Rather than treating hope as sentiment or emotional escape, Thompson is expected to frame it as an act of intellectual and moral defiance — a refusal to surrender human dignity to cynicism, cruelty or despair. The discussion will explore widening economic disparities, the crisis of ethical leadership, the growing loneliness of modern civic life and the dangerous consequences of a society where outrage often replaces reflection and performance eclipses truth.

The program will also confront the evolving role of journalism itself in a fractured information age, raising urgent questions about whether public discourse can still sustain honesty, accountability and democratic responsibility amid the rise of disinformation, ideological tribalism and manufactured outrage.

Audience members will participate in an evening of reflection, civic examination and public dialogue focused on democracy, poverty, faith, economic justice and the moral future of the nation. The event will include a Q&A conversation, audience engagement and a book signing.
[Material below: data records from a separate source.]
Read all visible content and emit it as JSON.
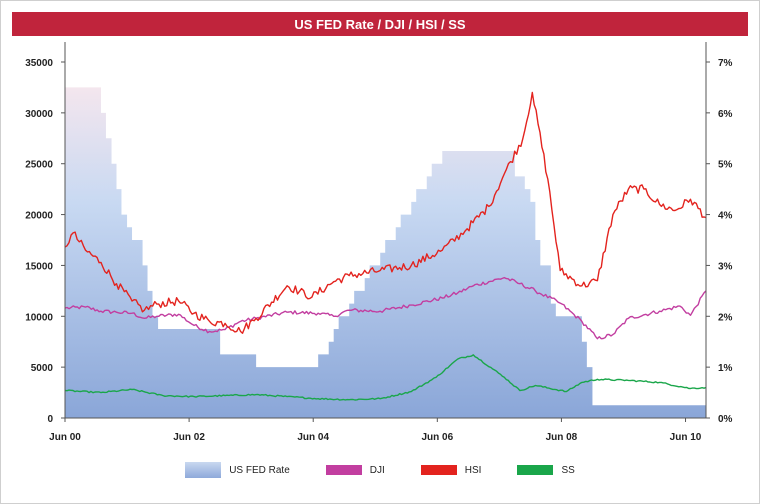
{
  "chart_data": {
    "type": "line",
    "title": "US FED Rate / DJI / HSI / SS",
    "xlabel": "",
    "ylabel_left": "",
    "ylabel_right": "",
    "x_ticks": [
      "Jun 00",
      "Jun 02",
      "Jun 04",
      "Jun 06",
      "Jun 08",
      "Jun 10"
    ],
    "x_range": [
      2000.42,
      2010.75
    ],
    "y_left_ticks": [
      "0",
      "5000",
      "10000",
      "15000",
      "20000",
      "25000",
      "30000",
      "35000"
    ],
    "y_left_range": [
      0,
      35000
    ],
    "y_right_ticks": [
      "0%",
      "1%",
      "2%",
      "3%",
      "4%",
      "5%",
      "6%",
      "7%"
    ],
    "y_right_range": [
      0,
      7
    ],
    "grid": false,
    "legend_position": "bottom",
    "series": [
      {
        "name": "US FED Rate",
        "kind": "step-area",
        "axis": "right",
        "color": "#8ea9da",
        "x": [
          2000.42,
          2001.0,
          2001.08,
          2001.17,
          2001.25,
          2001.33,
          2001.42,
          2001.5,
          2001.67,
          2001.75,
          2001.83,
          2001.92,
          2002.92,
          2003.5,
          2004.5,
          2004.67,
          2004.75,
          2004.83,
          2005.0,
          2005.08,
          2005.25,
          2005.33,
          2005.5,
          2005.58,
          2005.75,
          2005.83,
          2006.0,
          2006.08,
          2006.25,
          2006.33,
          2006.5,
          2007.67,
          2007.83,
          2007.92,
          2008.0,
          2008.08,
          2008.25,
          2008.33,
          2008.75,
          2008.83,
          2008.92,
          2010.75
        ],
        "y": [
          6.5,
          6.0,
          5.5,
          5.0,
          4.5,
          4.0,
          3.75,
          3.5,
          3.0,
          2.5,
          2.0,
          1.75,
          1.25,
          1.0,
          1.25,
          1.5,
          1.75,
          2.0,
          2.25,
          2.5,
          2.75,
          3.0,
          3.25,
          3.5,
          3.75,
          4.0,
          4.25,
          4.5,
          4.75,
          5.0,
          5.25,
          4.75,
          4.5,
          4.25,
          3.5,
          3.0,
          2.25,
          2.0,
          1.5,
          1.0,
          0.25,
          0.25
        ]
      },
      {
        "name": "DJI",
        "kind": "line",
        "axis": "left",
        "color": "#c23ea0",
        "x": [
          2000.42,
          2000.75,
          2001.0,
          2001.25,
          2001.5,
          2001.7,
          2001.9,
          2002.25,
          2002.5,
          2002.75,
          2003.0,
          2003.25,
          2003.5,
          2004.0,
          2004.5,
          2004.75,
          2005.0,
          2005.5,
          2006.0,
          2006.5,
          2006.75,
          2007.0,
          2007.5,
          2007.75,
          2008.0,
          2008.4,
          2008.75,
          2009.0,
          2009.25,
          2009.5,
          2010.0,
          2010.33,
          2010.5,
          2010.75
        ],
        "y": [
          10800,
          10900,
          10500,
          10400,
          10300,
          9800,
          10000,
          10200,
          9100,
          8500,
          8700,
          9500,
          9800,
          10400,
          10300,
          10000,
          10600,
          10500,
          11100,
          11800,
          12300,
          13000,
          13800,
          13200,
          12500,
          11300,
          9500,
          7800,
          8200,
          9800,
          10500,
          11000,
          10100,
          12500
        ]
      },
      {
        "name": "HSI",
        "kind": "line",
        "axis": "left",
        "color": "#e3231e",
        "x": [
          2000.42,
          2000.55,
          2000.75,
          2001.0,
          2001.25,
          2001.5,
          2001.7,
          2001.9,
          2002.25,
          2002.5,
          2002.75,
          2003.0,
          2003.25,
          2003.5,
          2004.0,
          2004.4,
          2004.75,
          2005.0,
          2005.5,
          2006.0,
          2006.5,
          2006.9,
          2007.25,
          2007.5,
          2007.8,
          2007.95,
          2008.2,
          2008.4,
          2008.75,
          2009.0,
          2009.25,
          2009.5,
          2009.75,
          2010.0,
          2010.25,
          2010.5,
          2010.75
        ],
        "y": [
          16800,
          18200,
          16500,
          15300,
          13200,
          11500,
          10600,
          11200,
          11500,
          10300,
          9500,
          9300,
          8500,
          9800,
          13000,
          11900,
          13400,
          14000,
          14500,
          15000,
          16500,
          18600,
          20800,
          24000,
          27500,
          32000,
          23500,
          14500,
          13000,
          13500,
          20000,
          22500,
          22500,
          21000,
          20400,
          21500,
          19700
        ]
      },
      {
        "name": "SS",
        "kind": "line",
        "axis": "left",
        "color": "#1aa64a",
        "x": [
          2000.42,
          2001.0,
          2001.5,
          2002.0,
          2002.5,
          2003.0,
          2003.5,
          2004.0,
          2004.5,
          2005.0,
          2005.5,
          2006.0,
          2006.4,
          2006.75,
          2007.0,
          2007.5,
          2007.75,
          2008.0,
          2008.5,
          2008.75,
          2009.0,
          2009.5,
          2010.0,
          2010.5,
          2010.75
        ],
        "y": [
          2700,
          2500,
          2800,
          2200,
          2100,
          2200,
          2300,
          2100,
          1900,
          1800,
          1900,
          2600,
          4000,
          5800,
          6200,
          4000,
          2700,
          3200,
          2600,
          3500,
          3800,
          3700,
          3500,
          2900,
          3000
        ]
      }
    ]
  }
}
More than a speaking engagement, Thompson’s first visit to St. Paul of the Cross Passionist Retreat Center is expected to stand as a historically meaningful encounter between journalism and faith-based moral inquiry — grounded in the conviction that societies cannot endure when they lose their capacity for conscience, compassion and hope.

Thompson is a leading journalistic voice known for confronting injustice, challenging power, and advancing a fearless vision of equity, accountability and democratic renewal. He is one of the first Black editors in the nation to conduct a series of historic exclusive sit-down interviews with former President Barack Obama is a twice-a-week opinion columnist at The Detroit News and the host of the podcast, Bankole’s Nation. He is the founder of The Bankole Thompson Center, a newly established youth leadership empowerment initiative to help build next generation leaders.

A member of the National Press Club of Washington D.C., Thompson is an accomplished author of several books, including “Fiery Conscience”, about his decades of speaking truth to power reviewed by Forbes and listed as a reference in the Jean Blackwell Hutson Research and Reference Division of the New Public Library’s Schomburg Center for Research in Black Culture. He has appeared severally on CNN and other major news outlets.

Thompson’s work which is defined by a rigorous focus on economic justice, racial equality and poverty is often linked to the tradition of Frederick Douglass speaking truth to power.

In 2023, he was appointed to serve on the National Board of Directors of the Southern Christian Leadership Conference (SCLC), the noted civil rights organization founded by the Rev. Dr. Martin Luther King Jr., who served as its first President, and which led the passage of the 1964 Civil Rights Act and the 1965 Voting Rights Act. Thompson is the first journalist in history to sit at the highest decision-making body of the organization Dr. King infused his personal legacy into.

In January of 2018, the late civil rights leader Rev. Jesse Louis Jackson Sr., personally presented Thompson with the Rainbow PUSH Coalition’s Let Freedom Ring Journalism Award for being a preeminent voice of conscience and courage during a ceremony to mark the 50th anniversary death of the Rev. Dr. Martin Luther King Jr.

In a rare honor, the University of Michigan Bentley Historical Library in 2015, established the Bankole Thompson Papers to preserve his work alongside the papers of Michigan governors. In 2018, he received the U.S. Congressional Record of Testimonial placing his body of work into the official record of the 118th Congress.

His advocacy has been partly centered on what has been called the Bankole Thompson Doctrine, which declares that business leaders have a moral and ethical obligation to invest in anti-poverty efforts.